AUTUMN
A GOOD stay-at-home season is Autumn: then there's
work to be joined in by all:
Though the fawns, where the brackens make covert, may range away undeterred,
The stags that were lone upon hillocks now give heed to the call,
To the bellowing call of the hinds, and they draw back to the herd.
A good stay-at-home season is Autumn; the brown world's marked into fields;
The corn is up to its growth; the acorns teem in the wood;
By the side of the down-fallen fort even the thorn-bush yields
A crop, and there by the rath the hazel nuts drop from a load.
SPRING
Now, coming on Spring, the days will be growing,
And after Saint Bride's Day my sail I will throw;
Since the thought has come to me I fain would be going,
Till I stand in the middle of the County Mayo!
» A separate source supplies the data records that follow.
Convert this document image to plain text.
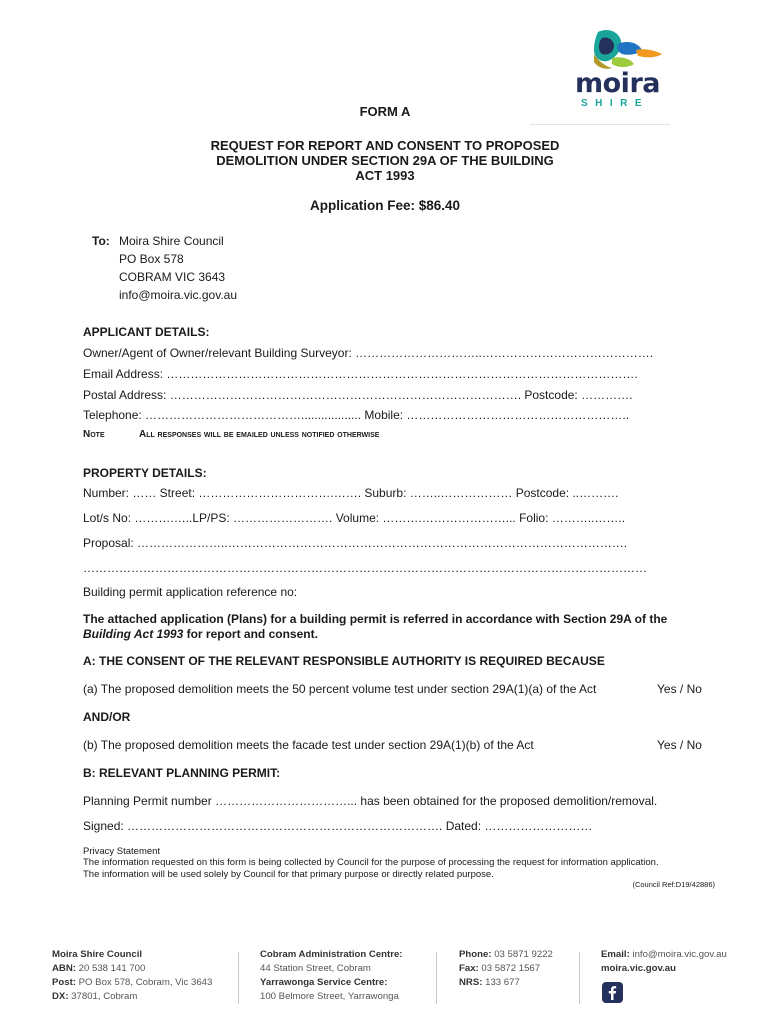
moira
SHIRE
FORM A
REQUEST FOR REPORT AND CONSENT TO PROPOSED
DEMOLITION UNDER SECTION 29A OF THE BUILDING
ACT 1993
Application Fee: $86.40
To: Moira Shire Council
PO Box 578
COBRAM VIC 3643
info@moira.vic.gov.au
APPLICANT DETAILS:
Owner/Agent of Owner/relevant Building Surveyor: …………………………..…………………………………….
Email Address: ……………………………………………………………………………………………………….
Postal Address: ……………………………………………………………………………. Postcode: ………….
Telephone: ………………………………….................. Mobile: ………………………………………………..
Note	All responses will be emailed unless notified otherwise
PROPERTY DETAILS:
Number: …… Street: …………………………….……. Suburb: ……..……………… Postcode: ..……….
Lot/s No: ……….…..LP/PS: ……………………. Volume: ……….…………………... Folio: ………..……..
Proposal: …………………..……………………………………………………………………………………….
……………………………………………………………………………………………………………………………
Building permit application reference no:
The attached application (Plans) for a building permit is referred in accordance with Section 29A of the
Building Act 1993 for report and consent.
A: THE CONSENT OF THE RELEVANT RESPONSIBLE AUTHORITY IS REQUIRED BECAUSE
(a) The proposed demolition meets the 50 percent volume test under section 29A(1)(a) of the Act	Yes / No
AND/OR
(b) The proposed demolition meets the facade test under section 29A(1)(b) of the Act	Yes / No
B: RELEVANT PLANNING PERMIT:
Planning Permit number ……………………………... has been obtained for the proposed demolition/removal.
Signed: ……………………………………………………………………. Dated: ………………………
Privacy Statement
The information requested on this form is being collected by Council for the purpose of processing the request for information application.
The information will be used solely by Council for that primary purpose or directly related purpose.
(Council Ref:D19/42886)
Moira Shire Council
ABN: 20 538 141 700
Post: PO Box 578, Cobram, Vic 3643
DX: 37801, Cobram
Cobram Administration Centre:
44 Station Street, Cobram
Yarrawonga Service Centre:
100 Belmore Street, Yarrawonga
Phone: 03 5871 9222
Fax: 03 5872 1567
NRS: 133 677
Email: info@moira.vic.gov.au
moira.vic.gov.au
The first of my days will be spent in Claremorris,
And in Balla, beside it, I'll have drinking and sport,
To Kiltimagh, then, I will go on a visit,
And there, I can tell you, a month will be short.
I solemnly swear that the heart in me rises,
As the wind rises up and the mists break below,
When I think upon Carra, and on Gallen down from it,
The Bush of the Mile, and the Plains of Mayo!
Killeadean's my village, and every good's in it;
The rasp and blackberry to set to one's tooth;
And if Raftery stood in the midst of his people,
Old age would go from him, and he'd step to his youth!